Richard F. Holman is a professor of physics at Carnegie Mellon University. He offers this response:

Wormholes are solutions to the Einstein field equations for gravity that act as "tunnels," connecting points in space-time in such a way that the trip between the points through the wormhole could take much less time than the trip through normal space.

The first wormhole-like solutions were found by studying the mathematical solution for black holes. There it was found that the solution lent itself to an extension whose geometric interpretation was that of two copies of the black hole geometry connected by a "throat" (known as an Einstein-Rosen bridge). The throat is a dynamical object attached to the two holes that pinches off extremely quickly into a narrow link between them.

Theorists have since found other wormhole solutions; these solutions connect various types of geometry on either mouth of the wormhole. One amazing aspect of wormholes is that because they can behave as "shortcuts" in space-time, they must allow for backwards time travel! This property goes back to the usual statement that if one could travel faster than light, that would imply that we could communicate with the past.

Needless to say, this possibility is a disturbing one; time travel would allow for a variety of paradoxical situations, such as going back into the past and killing your grandfather before your father was born (the grandfather paradox). The question now arises of whether it would be possible to actually construct a wormhole and move it around in such a way that it would become a usable time machine.

Wormhole geometries are inherently unstable. The only material that can be used to stabilize them against pinching off is material having negative energy density, at least in some reference frame. No classical matter can do this, but it is possible that quantum fluctuations in various fields might be able to.

Stephen Hawking conjectured that while wormholes might be created, they cannot be used for time travel; even with exotic matter stabilizing the wormhole against its own instabilities, he argued, inserting a particle into it will destabilize it quickly enough to prevent its use. This is known as the Chronology Protection Conjecture.

Wormholes are great theoretical fun, and are seemingly valid solutions of the Einstein equations. There is, however, no experimental evidence for them. This should not stop any budding science-fiction writers from using them as needed!

William A. Hiscock is a professor of physics at Montana State University, Bozeman, and is the director of the Montana Space Grant Consortium. He adds some details:

A wormhole is a tunnel-like connection through space-time, much like the real tunnels bored by worms in a (Newtonian) apple. At present, space-time wormholes are only theoretical constructs derived from general relativity; there is no experimental evidence for their existence. Nevertheless, theoretical physicists study the mathematical properties of space-times containing wormholes because of their unusual properties. Study of such strange geometries can help better distinguish the boundaries of behavior permitted in the theory of general relativity, and also possibly provide insights into effects related to quantum gravity.

A wormhole has two mouths connected by a "throat," and provides a path that a traveler could follow to a distant point.
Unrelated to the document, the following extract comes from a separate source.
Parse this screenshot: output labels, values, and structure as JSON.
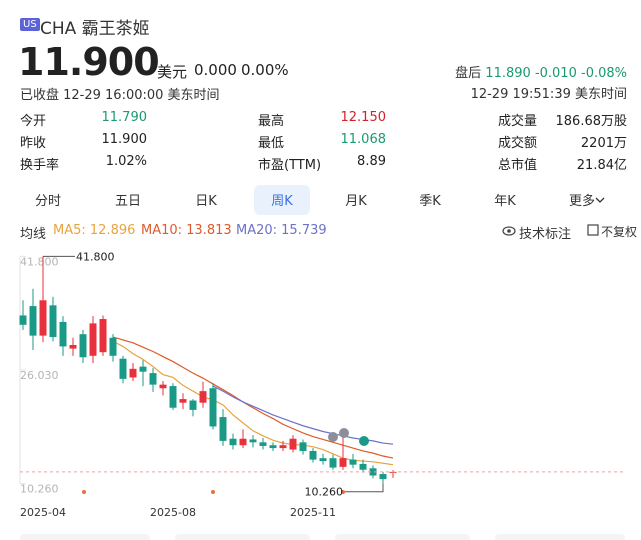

The path through the wormhole is topologically distinct from other routes one could follow to the same destination.

What is meant by topologically distinct? If an ant wished to crawl from one side of an apple to another, there are many possible paths on the surface connecting the starting point to the destination. These paths are not distinct topologically: a piece of elastic string fixed at the starting and ending points, and lying along one such path, could be slid and stretched over the surface to lie along any other such path. Now imagine that the ant instead crawls through a wormhole in the apple. A piece of string passing through the wormhole cannot be smoothly moved in such a way as to lie along one of the surface paths (or through another wormhole with the same end points but different route).